Sunny Strong winds low 70’s
Total Miles traveled: 4.7
Lakes Traveled: Horseshoe, Caribou, Lizz, and Poplar
We broke camp around 7am and headed back into Caribou fighting the NE winds until we rounded the point. We hit the 73 rod portage by rather quickly and I once again quickly single portaged it. We moved up Lizz Lake and past EP 47(Lizz and Swamp Lakes). I think it was at that point that I realized I hadn’t seen 1 eagle the whole trip. I always saw loads of them on the western side.
We Hit Poplar Lake and fight the white caps slowly making our way over to Rockwood. We averaged 2.5 mph fighting that NE wind. At this point I am glad we didn’t decide to do a 2 man and a solo. We hit Rockwood and unload and hit the showers. I run into Mike and ask him how his week was, to which his reply was something to the effect (Jokingly) “Great once I got rid of you 3 jinxes” I had to laugh. We talked for a bit, told him about our poor fishing skills. But felt better when he told us the cold weather had affected everyone fishing, no one was catching anything.
I have to say that my experience with Mike and Lynn from Rockwood was outstanding, their knowledge and helpfulness, and genuine hospitality was beyond my expectations.
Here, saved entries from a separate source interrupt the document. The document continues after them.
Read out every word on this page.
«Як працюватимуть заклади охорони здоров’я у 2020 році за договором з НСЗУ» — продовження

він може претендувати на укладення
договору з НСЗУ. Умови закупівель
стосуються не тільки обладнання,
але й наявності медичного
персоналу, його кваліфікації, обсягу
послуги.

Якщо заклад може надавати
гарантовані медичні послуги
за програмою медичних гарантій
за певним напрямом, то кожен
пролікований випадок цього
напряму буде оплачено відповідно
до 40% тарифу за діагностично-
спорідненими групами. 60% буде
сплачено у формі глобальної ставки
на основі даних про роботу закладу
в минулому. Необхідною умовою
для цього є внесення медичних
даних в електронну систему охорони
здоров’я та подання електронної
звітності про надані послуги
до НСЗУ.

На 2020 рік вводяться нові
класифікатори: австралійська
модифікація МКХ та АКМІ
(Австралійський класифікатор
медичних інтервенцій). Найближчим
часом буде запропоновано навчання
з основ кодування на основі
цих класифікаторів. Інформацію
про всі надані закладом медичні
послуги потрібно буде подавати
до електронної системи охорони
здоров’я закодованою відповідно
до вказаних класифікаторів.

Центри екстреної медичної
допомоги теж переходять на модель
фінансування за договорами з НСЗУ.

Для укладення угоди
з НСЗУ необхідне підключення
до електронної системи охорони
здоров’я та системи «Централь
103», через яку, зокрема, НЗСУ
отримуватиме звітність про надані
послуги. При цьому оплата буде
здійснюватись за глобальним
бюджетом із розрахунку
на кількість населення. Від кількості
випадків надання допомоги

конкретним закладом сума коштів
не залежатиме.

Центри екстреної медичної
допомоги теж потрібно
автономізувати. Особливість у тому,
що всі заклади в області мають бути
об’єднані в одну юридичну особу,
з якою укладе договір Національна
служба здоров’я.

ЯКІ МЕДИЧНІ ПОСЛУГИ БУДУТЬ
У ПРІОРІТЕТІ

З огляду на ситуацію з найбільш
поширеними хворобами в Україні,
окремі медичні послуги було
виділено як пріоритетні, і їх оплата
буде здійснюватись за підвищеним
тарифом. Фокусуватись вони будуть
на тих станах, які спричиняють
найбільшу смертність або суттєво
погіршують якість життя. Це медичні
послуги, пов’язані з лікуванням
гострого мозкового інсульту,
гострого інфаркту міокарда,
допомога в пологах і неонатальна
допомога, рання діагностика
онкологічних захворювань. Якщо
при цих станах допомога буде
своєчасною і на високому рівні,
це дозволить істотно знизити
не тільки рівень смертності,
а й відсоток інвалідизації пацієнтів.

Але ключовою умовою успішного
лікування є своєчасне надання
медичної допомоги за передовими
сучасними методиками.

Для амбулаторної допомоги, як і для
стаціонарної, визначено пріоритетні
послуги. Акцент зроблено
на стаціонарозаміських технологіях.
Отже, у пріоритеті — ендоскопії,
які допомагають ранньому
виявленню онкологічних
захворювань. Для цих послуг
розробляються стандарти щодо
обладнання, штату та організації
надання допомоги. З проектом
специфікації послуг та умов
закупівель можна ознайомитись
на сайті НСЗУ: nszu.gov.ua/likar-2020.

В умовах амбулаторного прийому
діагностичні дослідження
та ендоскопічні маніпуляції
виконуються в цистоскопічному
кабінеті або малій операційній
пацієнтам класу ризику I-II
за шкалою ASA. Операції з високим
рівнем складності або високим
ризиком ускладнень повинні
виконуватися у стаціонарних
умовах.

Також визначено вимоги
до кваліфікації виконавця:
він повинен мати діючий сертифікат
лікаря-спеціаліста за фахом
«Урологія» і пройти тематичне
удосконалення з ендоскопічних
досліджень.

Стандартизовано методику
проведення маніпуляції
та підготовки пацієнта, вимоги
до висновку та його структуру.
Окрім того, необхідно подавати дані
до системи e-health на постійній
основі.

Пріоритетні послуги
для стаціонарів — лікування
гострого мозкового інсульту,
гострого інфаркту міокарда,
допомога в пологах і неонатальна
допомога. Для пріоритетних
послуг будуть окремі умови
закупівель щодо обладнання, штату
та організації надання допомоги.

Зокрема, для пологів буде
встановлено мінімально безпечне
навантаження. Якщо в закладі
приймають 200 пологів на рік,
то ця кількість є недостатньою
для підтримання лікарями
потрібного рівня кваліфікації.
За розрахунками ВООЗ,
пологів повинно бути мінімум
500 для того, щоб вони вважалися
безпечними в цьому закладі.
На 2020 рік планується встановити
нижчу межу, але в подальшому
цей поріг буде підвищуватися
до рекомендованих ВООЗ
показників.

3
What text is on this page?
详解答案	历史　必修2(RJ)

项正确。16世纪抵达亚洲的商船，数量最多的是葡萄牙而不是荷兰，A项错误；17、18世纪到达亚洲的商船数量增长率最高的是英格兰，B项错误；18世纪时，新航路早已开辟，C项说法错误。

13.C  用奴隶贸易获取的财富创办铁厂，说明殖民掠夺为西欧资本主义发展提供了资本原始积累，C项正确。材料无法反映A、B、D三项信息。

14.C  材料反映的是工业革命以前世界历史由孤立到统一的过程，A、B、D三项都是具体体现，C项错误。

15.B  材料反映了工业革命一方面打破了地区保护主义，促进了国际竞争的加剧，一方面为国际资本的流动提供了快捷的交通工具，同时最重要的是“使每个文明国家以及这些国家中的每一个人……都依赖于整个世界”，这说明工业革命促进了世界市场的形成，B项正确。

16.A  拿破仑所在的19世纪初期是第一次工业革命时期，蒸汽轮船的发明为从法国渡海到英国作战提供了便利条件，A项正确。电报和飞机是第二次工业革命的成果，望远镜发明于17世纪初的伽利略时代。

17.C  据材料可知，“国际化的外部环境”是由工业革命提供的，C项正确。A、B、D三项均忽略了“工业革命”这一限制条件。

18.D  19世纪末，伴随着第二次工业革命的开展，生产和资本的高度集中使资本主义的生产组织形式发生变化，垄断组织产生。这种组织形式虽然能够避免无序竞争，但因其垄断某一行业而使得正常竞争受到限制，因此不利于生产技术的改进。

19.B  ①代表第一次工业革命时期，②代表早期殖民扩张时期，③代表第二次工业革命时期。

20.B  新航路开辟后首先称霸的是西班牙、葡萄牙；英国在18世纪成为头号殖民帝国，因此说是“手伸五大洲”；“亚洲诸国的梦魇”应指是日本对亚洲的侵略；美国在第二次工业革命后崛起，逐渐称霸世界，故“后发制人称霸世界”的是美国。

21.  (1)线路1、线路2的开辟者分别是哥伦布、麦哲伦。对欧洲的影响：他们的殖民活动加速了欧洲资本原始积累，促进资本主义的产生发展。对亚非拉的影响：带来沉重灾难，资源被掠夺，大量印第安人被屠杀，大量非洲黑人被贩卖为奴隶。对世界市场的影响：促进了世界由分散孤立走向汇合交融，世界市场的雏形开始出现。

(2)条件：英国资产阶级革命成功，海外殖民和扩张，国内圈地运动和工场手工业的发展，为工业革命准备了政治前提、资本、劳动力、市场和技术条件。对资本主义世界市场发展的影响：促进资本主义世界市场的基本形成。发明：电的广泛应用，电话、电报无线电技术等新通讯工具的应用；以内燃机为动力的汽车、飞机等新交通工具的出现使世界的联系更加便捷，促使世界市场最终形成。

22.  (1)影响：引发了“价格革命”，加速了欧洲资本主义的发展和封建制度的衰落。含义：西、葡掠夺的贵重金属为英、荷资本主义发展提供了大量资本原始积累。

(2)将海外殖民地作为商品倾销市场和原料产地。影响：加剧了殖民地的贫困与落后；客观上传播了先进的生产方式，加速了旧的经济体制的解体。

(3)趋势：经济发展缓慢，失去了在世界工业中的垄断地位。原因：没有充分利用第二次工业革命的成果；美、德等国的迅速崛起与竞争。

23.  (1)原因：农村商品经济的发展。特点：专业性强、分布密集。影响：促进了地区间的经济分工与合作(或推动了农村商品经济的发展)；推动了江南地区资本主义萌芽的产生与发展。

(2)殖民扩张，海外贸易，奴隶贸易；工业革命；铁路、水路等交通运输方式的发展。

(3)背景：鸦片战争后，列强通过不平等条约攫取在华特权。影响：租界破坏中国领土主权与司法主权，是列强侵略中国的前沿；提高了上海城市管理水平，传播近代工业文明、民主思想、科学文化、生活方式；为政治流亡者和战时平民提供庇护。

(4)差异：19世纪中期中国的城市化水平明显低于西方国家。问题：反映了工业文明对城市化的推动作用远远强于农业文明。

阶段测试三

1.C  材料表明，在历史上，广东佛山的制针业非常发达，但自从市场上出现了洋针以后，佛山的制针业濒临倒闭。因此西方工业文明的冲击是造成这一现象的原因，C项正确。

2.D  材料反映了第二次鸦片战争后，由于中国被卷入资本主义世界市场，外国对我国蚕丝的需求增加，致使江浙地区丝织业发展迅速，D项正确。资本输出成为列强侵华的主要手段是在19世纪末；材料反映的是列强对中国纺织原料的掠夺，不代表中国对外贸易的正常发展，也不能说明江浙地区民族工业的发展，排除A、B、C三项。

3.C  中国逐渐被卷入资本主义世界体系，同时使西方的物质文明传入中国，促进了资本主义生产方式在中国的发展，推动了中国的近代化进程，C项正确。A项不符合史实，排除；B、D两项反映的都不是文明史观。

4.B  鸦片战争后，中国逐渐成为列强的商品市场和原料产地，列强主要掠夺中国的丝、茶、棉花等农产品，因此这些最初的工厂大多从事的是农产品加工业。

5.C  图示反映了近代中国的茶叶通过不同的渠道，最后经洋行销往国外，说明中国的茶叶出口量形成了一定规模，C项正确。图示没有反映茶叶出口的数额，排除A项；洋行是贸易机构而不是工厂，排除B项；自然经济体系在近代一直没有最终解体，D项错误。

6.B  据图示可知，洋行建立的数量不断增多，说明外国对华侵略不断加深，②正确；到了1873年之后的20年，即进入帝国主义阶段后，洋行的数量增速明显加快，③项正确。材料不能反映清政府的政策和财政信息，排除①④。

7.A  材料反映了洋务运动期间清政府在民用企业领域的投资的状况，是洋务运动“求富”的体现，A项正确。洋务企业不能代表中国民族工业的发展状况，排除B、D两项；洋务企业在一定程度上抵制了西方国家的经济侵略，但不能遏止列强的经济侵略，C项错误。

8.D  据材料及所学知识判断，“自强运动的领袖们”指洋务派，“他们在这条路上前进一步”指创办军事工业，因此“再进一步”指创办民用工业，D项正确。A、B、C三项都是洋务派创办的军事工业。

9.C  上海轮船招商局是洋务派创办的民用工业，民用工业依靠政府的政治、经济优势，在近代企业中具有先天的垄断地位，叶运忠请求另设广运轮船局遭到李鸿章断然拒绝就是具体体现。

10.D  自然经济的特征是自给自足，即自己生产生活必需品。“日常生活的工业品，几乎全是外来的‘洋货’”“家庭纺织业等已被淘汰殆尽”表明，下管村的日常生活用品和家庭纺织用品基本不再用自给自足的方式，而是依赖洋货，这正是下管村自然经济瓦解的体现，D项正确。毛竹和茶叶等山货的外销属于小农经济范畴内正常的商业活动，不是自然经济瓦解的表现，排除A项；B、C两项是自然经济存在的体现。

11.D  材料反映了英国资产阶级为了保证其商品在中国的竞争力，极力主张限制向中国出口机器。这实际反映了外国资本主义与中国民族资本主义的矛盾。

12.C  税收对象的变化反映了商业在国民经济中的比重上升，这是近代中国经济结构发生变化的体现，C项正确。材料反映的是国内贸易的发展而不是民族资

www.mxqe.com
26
Mike will keep you entertained. Granted we had the lost canoe incident, but that created a memory I will laugh about for years to come.
We loaded up I grabbed a pop tart and headed out to the Trail center for breakfast. I order the flapjacks and am shocked to get two flapjacks that are over a foot across and 1” thick each. Wish I had brought the camera in for that picture. I tried but I just couldn’t do it. 10 years ago no problem, I left about ¼. Maybe if I hadn’t eaten that pop tart but oh well.
We walked outside of the trail-center and talked with the Gunflint Volunteer Fire Dept. who was raffling a roylex MN II from We-No-Nah. I planned on donating anyway, but they said they would deliver it to Chicago if I won, so I entered. Didn’t win, but It was a good cause.
We then headed out to Minneapolis to see an excellent baseball game between the White Sox and Twins. Went back and forth but the Sox won the day in the end! Then we wandered downtown Minneapolis ending up at a sidewalk bar drinking and enjoying the wonderful sights. The next day we headed home thinking about the trip in 2010.
Wrap up: In total we traveled 45.05 miles across 29 lakes/rivers. I think I am going to look at buying a CSS pack to replace my internal frame. The ability to single portage can’t be beat.
The steak and corn on the cob is a definite item to bring next year. I need to bring a small grill top that I can strap under the seat to cook the steaks on so they don’t fall through. Also try a dry rub. And maybe a plastic bottle of beer!
Need to encourage the others to try something else than pasta, while good, having that all week was a bit much. Need to get that saw from REI (or swipe Brian’s) if he doesn’t come. My “New Beginning” this year won’t be an end that’s for sure. I will also be going in at Grand Marais again next year!